Randomness is not used to break rules, it is used inside the rules.

This makes the system flexible while remaining architecturally grounded.

Why this matters

1. Regulations are embedded at the source

Instead of filtering invalid outputs after generation, invalid layouts are never produced.

Room dimensions, adjacencies, and placements are constrained by predefined regulatory limits. This makes the dataset inherently consistent and usable for downstream AI tasks.

2. Scale becomes trivial

Once the rules are defined and validated:

thousands of layouts can be generated with a single run
dataset size is no longer a limiting factor
iteration becomes cheap and fast

For training AI models, dataset size matters and synthetic generation removes that bottleneck entirely.

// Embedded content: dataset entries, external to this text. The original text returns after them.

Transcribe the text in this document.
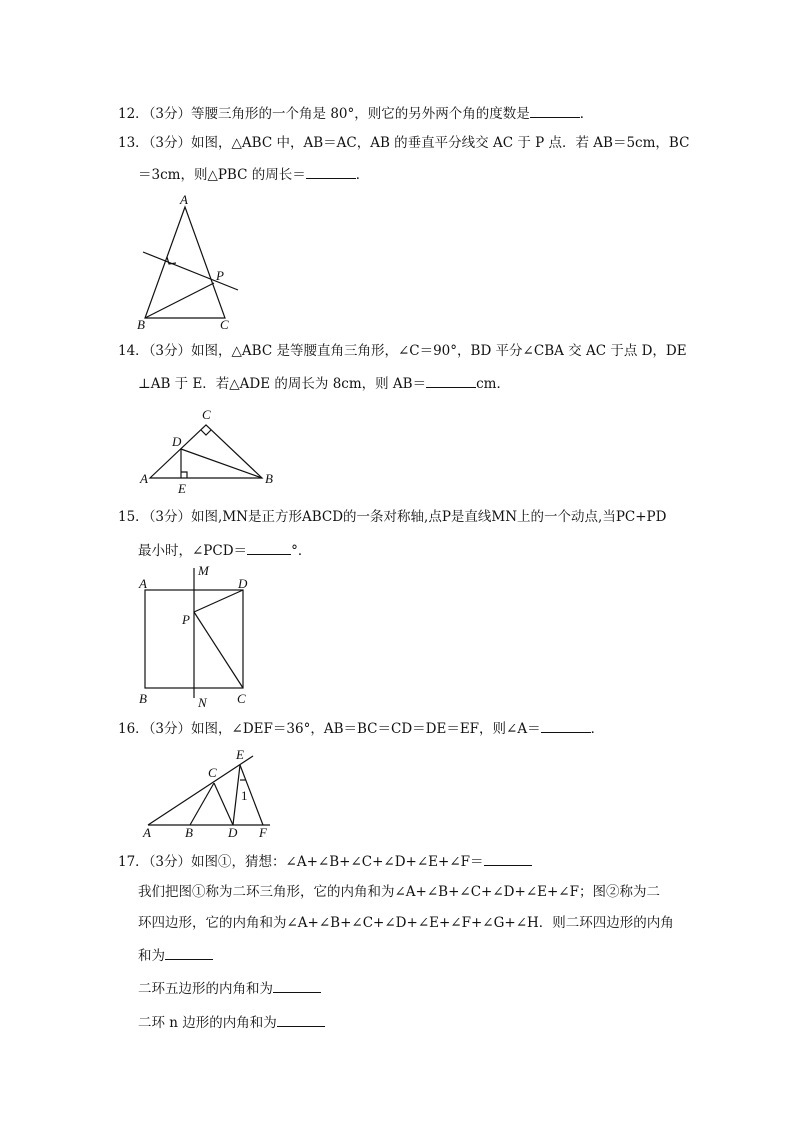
12．（3分）等腰三角形的一个角是 80°，则它的另外两个角的度数是	．
13．（3分）如图，△ABC 中，AB＝AC，AB 的垂直平分线交 AC 于 P 点．若 AB＝5cm，BC
＝3cm，则△PBC 的周长＝	．
A
B	C
P
14．（3分）如图，△ABC 是等腰直角三角形，∠C＝90°，BD 平分∠CBA 交 AC 于点 D，DE
⊥AB 于 E．若△ADE 的周长为 8cm，则 AB＝	cm．
C
D
A	B
E
15．（3分）如图,MN是正方形ABCD的一条对称轴,点P是直线MN上的一个动点,当PC+PD
最小时，∠PCD＝	°．
A
M
D
P
B	N C
16．（3分）如图，∠DEF＝36°，AB＝BC＝CD＝DE＝EF，则∠A＝	．
E
C
1
A	B	D F
17．（3分）如图①，猜想：∠A+∠B+∠C+∠D+∠E+∠F＝
我们把图①称为二环三角形，它的内角和为∠A+∠B+∠C+∠D+∠E+∠F；图②称为二
环四边形，它的内角和为∠A+∠B+∠C+∠D+∠E+∠F+∠G+∠H．则二环四边形的内角
和为
二环五边形的内角和为
二环 n 边形的内角和为
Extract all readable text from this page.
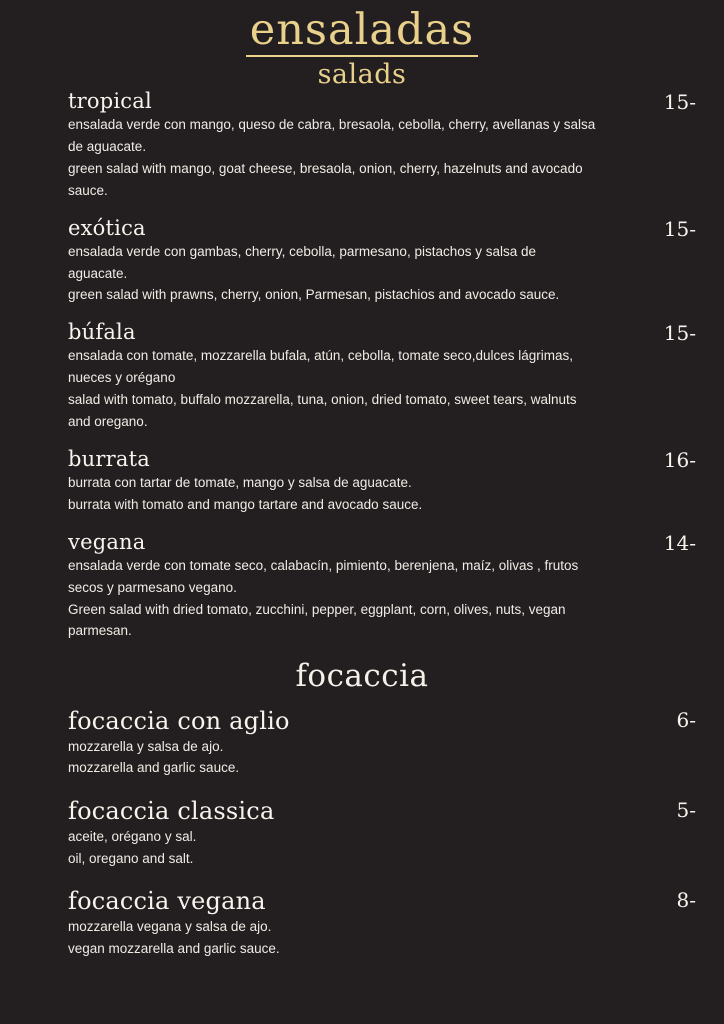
ensaladas
salads
15-
tropical
ensalada verde con mango, queso de cabra, bresaola, cebolla, cherry, avellanas y salsa de aguacate.
green salad with mango, goat cheese, bresaola, onion, cherry, hazelnuts and avocado sauce.
15-
exótica
ensalada verde con gambas, cherry, cebolla, parmesano, pistachos y salsa de aguacate.
green salad with prawns, cherry, onion, Parmesan, pistachios and avocado sauce.
15-
búfala
ensalada con tomate, mozzarella bufala, atún, cebolla, tomate seco,dulces lágrimas, nueces y orégano
salad with tomato, buffalo mozzarella, tuna, onion, dried tomato, sweet tears, walnuts and oregano.
16-
burrata
burrata con tartar de tomate, mango y salsa de aguacate.
burrata with tomato and mango tartare and avocado sauce.
14-
vegana
ensalada verde con tomate seco, calabacín, pimiento, berenjena, maíz, olivas , frutos secos y parmesano vegano.
Green salad with dried tomato, zucchini, pepper, eggplant, corn, olives, nuts, vegan parmesan.
focaccia
6-
focaccia con aglio
mozzarella y salsa de ajo.
mozzarella and garlic sauce.
5-
focaccia classica
aceite, orégano y sal.
oil, oregano and salt.
8-
focaccia vegana
mozzarella vegana y salsa de ajo.
vegan mozzarella and garlic sauce.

3. One script, multiple data formats

Because the layouts are generated programmatically, the same dataset can be exported into multiple representations with almost no additional effort:

Textual data
- room IDs
- room types
- widths, heights, areas
  → suitable for language models or symbolic reasoning
Image data
- numerical data drawn as floor layouts
  → suitable for CNNs or image-based models
Vector drawings
- clean, resolution-independent representations
Graph / node-edge data
- rooms as nodes
- adjacencies as edges
  → suitable for graph neural networks

This flexibility is one of the key advantages of synthetic data:
the dataset can evolve without manual rework.

Scope and limitations

This study was intentionally framed as a case study:

only one-bedroom apartments were included
the focus was on validating the methodology, not completeness

However, the system is not tied to this typology.

How it can be extended

The same approach can be adapted to:

larger residential units
multi-unit floor layouts
different housing standards
entirely different architectural typologies

By redefining the rules, the generator can be repurposed without changing its core logic.

Closing note

This project treats synthetic data not as a shortcut, but as a design problem.

By encoding architectural knowledge, regulations, and cultural logic directly into the data generation process, it proposes a more controllable, scalable, and adaptable foundation for AI-driven architectural systems.

Project Repository & Live Interface

The Synthetic Layout Generator is available as an open-source project, along with an interactive web interface.

GitHub Repository (source code):
https://github.com/sadikaksu/synthetic-layout-ui
Live Web UI (interactive demo):
https://sadikaksu.github.io/synthetic-layout-ui/

The repository includes the rule-based generation logic, layout configuration structure, and deployment setup. The live interface allows real-time exploration of generated one-bedroom flat layouts directly in the browser.